No princípio, Anselmo tenta convence-las a aceitar 3 couves por cada um, mas dado que estes querem 1.000 couves e 75 ovos por cada trabalhador, o simpático Anselmo decide introduzir a moeda: com esta, os trabalhadores poderão adquirir comida ao longo da duração do trabalho, também escolhendo qual comida comprar e, além disso, a moeda simplifica o pagamento pois ninguém tem que ir a juntar milhares de couve, ovos e entrega-los.
Dado que na ilha não há ouro, é emitida moeda fiat, (isso é: sem cobertura áurea, portanto criada a partir do nada), com um valor pré-estabelecido. Anselmo fala com o mineiro o qual irá providenciar o ferro necessário e até os moldes para cunhar as moedas.

Entretanto Segismundo, um dos sobreviventes, resgatou do navio naufragado alguns computadores e painéis solares, o suficiente para construir um sistema bancário e manter as contas electrónicas de todos os habitantes da ilha.

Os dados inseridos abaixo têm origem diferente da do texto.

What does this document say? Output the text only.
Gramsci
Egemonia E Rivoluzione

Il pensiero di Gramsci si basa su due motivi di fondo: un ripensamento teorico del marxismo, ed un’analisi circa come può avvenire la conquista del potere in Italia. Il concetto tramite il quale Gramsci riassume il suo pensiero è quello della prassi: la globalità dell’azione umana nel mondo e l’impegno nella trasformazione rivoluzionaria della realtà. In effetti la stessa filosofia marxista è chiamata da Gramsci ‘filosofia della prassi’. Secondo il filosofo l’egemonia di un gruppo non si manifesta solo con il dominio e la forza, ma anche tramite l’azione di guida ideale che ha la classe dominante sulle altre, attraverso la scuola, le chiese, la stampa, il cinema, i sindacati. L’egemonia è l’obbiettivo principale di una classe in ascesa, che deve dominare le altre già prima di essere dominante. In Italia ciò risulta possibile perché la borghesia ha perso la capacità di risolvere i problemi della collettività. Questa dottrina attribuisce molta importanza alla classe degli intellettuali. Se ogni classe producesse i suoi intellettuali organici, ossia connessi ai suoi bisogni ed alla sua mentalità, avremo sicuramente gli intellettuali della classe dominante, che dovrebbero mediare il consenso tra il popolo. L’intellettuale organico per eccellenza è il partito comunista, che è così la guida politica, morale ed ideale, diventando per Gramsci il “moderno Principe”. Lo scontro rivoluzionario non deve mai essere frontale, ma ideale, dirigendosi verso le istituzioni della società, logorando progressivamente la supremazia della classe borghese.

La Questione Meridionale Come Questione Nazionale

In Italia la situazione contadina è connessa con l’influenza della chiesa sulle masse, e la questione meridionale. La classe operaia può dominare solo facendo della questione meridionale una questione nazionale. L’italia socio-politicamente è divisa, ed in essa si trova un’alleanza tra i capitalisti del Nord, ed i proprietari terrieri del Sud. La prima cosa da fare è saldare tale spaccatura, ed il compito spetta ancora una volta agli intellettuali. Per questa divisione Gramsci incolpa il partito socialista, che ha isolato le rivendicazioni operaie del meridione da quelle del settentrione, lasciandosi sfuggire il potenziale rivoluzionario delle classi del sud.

Segismundo é um antigo funcionário dum banco comercial e, falando com o Anselmo, afirma existirem dois sistemas monetários possíveis.

1º Sistema Monetário: o governo (Anselmo) cria apenas uma pequena parte do dinheiro na forma metálica, o banco privado (construído pelo ex-banqueiro) o empresta à ilha toda sob forma de moeda, papel ou dinheiro electrónico, em troca de juros.

2º Sistema Monetário: o governo (Anselmo) cria todo o dinheiro (metal, papel ou electrónico) do qual o sistema económico precisa, gasta-o na despesa pública ou vai distribuí-lo em partes iguais a todos os habitantes da ilha.

Análise do 1º Sistema Monetário

O primeiro Sistema Monetário é baseado neste conceito: o Estado não é capaz de gerir de forma eficiente a sua soberania monetária, por isso deixa o controle e a gestão da criação do dinheiro a um sistema bancário privado.

Neste caso, a propriedade da moeda ainda é do Estado, mas este cunha apenas uma pequena quantidade, deixando ao sistema bancário privado a capacidade de criar notas e dinheiro, especialmente electrónico, em grandes quantidades e sem qualquer controle .

Característica fundamental deste sistema é que o dinheiro criado pelo banco privado, não tendo este soberania monetária, é criado exclusivamente através de empréstimos e implica o pagamento de juros.

Desta forma, o Estado e os cidadãos da ilha têm uma dívida pública e privada que cresce constantemente (o dinheiro é obtido apenas com os empréstimos do banco privado) e existe moeda apenas se houver dívida (criada pedindo os empréstimos ao banco privado).

Isso cria um problema fundamental: dado que o banco privado cria o dinheiro emprestado mas não os juros (estes têm que ser pagos pelos habitantes que recebem os empréstimos: realce para o facto do Estado também receber empréstimos), a dívida pública e privada é matematicamente inextinguível, cresce exponencialmente e, eventualmente, força todos a trabalhar para pagar a dívida em vez de usar as energias para melhorar as suas condições de vida na ilha.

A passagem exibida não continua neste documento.